Ночь на Архипелаге такая же чудесная, как и день. Такие ночи Гомер называл «амброзианскими». Подножия островов окутываются лёгкою мглою, но луна ярко серебрит вершины гор; на небе ни одного облачка, а море всё испещрено серебряными полосами. Одна, самая широкая, идёт от месяца, остальные от звёзд. Явление это на севере неизвестно, но на южных морях я не раз видал эти серебристые дорожки. Мы плывём среди такой тишины, что слышен каждый поворот винта. На горизонте можно заметить несколько судов, или, вернее, их фонари, которые, словно разноцветные, колеблющиеся точки, повисли в воздухе.

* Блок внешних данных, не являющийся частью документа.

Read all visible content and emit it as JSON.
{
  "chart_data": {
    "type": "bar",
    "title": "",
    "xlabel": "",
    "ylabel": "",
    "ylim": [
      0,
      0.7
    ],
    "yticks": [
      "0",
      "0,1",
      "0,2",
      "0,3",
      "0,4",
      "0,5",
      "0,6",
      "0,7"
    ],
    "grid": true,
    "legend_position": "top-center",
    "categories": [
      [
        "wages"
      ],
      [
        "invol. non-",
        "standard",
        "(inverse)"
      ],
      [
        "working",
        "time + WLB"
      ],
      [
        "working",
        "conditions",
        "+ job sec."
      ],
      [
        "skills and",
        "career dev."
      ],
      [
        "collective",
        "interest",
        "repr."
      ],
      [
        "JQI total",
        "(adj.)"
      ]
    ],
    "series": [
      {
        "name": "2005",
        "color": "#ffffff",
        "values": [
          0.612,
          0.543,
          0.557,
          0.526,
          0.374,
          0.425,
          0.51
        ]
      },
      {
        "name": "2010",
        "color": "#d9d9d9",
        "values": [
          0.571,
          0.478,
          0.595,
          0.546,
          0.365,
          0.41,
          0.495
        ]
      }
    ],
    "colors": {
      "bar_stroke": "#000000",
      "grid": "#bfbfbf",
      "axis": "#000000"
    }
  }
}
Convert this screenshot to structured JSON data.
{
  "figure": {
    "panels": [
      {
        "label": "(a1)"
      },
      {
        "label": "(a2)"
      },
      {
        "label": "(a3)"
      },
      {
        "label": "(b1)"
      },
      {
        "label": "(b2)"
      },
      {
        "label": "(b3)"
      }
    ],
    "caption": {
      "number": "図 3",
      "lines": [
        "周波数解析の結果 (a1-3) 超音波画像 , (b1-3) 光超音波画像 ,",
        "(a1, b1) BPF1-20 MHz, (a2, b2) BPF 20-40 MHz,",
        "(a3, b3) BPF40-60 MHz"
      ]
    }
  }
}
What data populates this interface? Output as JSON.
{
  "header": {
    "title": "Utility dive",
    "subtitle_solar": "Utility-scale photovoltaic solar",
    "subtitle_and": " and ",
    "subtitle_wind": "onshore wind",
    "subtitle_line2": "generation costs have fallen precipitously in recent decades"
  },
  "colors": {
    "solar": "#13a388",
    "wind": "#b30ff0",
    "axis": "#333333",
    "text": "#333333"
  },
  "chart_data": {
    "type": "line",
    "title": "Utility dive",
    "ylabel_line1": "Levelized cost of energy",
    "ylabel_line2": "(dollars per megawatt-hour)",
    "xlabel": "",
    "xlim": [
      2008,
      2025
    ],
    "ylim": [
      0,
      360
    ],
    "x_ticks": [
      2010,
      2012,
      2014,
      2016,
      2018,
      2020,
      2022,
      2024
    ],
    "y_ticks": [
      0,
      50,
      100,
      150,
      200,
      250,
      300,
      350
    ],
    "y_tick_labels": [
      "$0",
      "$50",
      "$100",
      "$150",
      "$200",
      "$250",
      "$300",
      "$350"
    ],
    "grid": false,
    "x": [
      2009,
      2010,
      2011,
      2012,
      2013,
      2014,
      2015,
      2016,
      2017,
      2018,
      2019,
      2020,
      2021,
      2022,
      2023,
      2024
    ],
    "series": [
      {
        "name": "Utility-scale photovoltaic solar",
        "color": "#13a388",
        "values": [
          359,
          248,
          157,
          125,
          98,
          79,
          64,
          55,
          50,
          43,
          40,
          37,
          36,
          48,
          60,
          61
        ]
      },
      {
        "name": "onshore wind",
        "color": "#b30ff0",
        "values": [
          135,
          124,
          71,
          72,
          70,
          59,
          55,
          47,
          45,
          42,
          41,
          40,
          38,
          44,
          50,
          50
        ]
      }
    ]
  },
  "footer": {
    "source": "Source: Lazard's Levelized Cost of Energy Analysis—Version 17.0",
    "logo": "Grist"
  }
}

Суда эти по большей части также, как и мы, идут в Пирей, куда мы намереваемся поспеть к рассвету. И действительно, при первом луче солнца, пароходный винт умолкает, мы поспешно выбегаем на палубу… Пирей… Аттика. Я уверен, что даже самый хладнокровный человек не без волнения вступает на эту землю. Когда-то римскому папе поднесли знамя всего Ислама, добытое под Веной, и просили от него в замен какой-нибудь реликвии. Папа отвечал послам: «Не вам просить у меня реликвии; возьмите горсть вашей земли, — она вся пропитана мученическою кровью». Точно также и об этой аттической земле можно сказать, что каждая её горсть пропитана греческою мыслью и искусством. Вы, вероятно, помните «матерей» из второй части «Фауста», — эти первообразы всего существующего за гранями мира, настолько величественные в своём неопределённом одиночестве, что даже страшно становится. Аттика, ни безграничная, ни страшная, всё-таки интеллектуальная мать всей цивилизации. Без неё неизвестно, где бы мы были и чем бы мы были. Она была солнцем старого мира, а после своего исторического заката оставила такую блестящую зарю, что из её блеска мог возникнуть ренессанс после средневекового мрака. Говорят: Аттика, вместо — Греция, потому что чем Эллада была для всего мира, тем Аттика была для Эллады. Одним словом, мы сошли на землю и очутились у источника.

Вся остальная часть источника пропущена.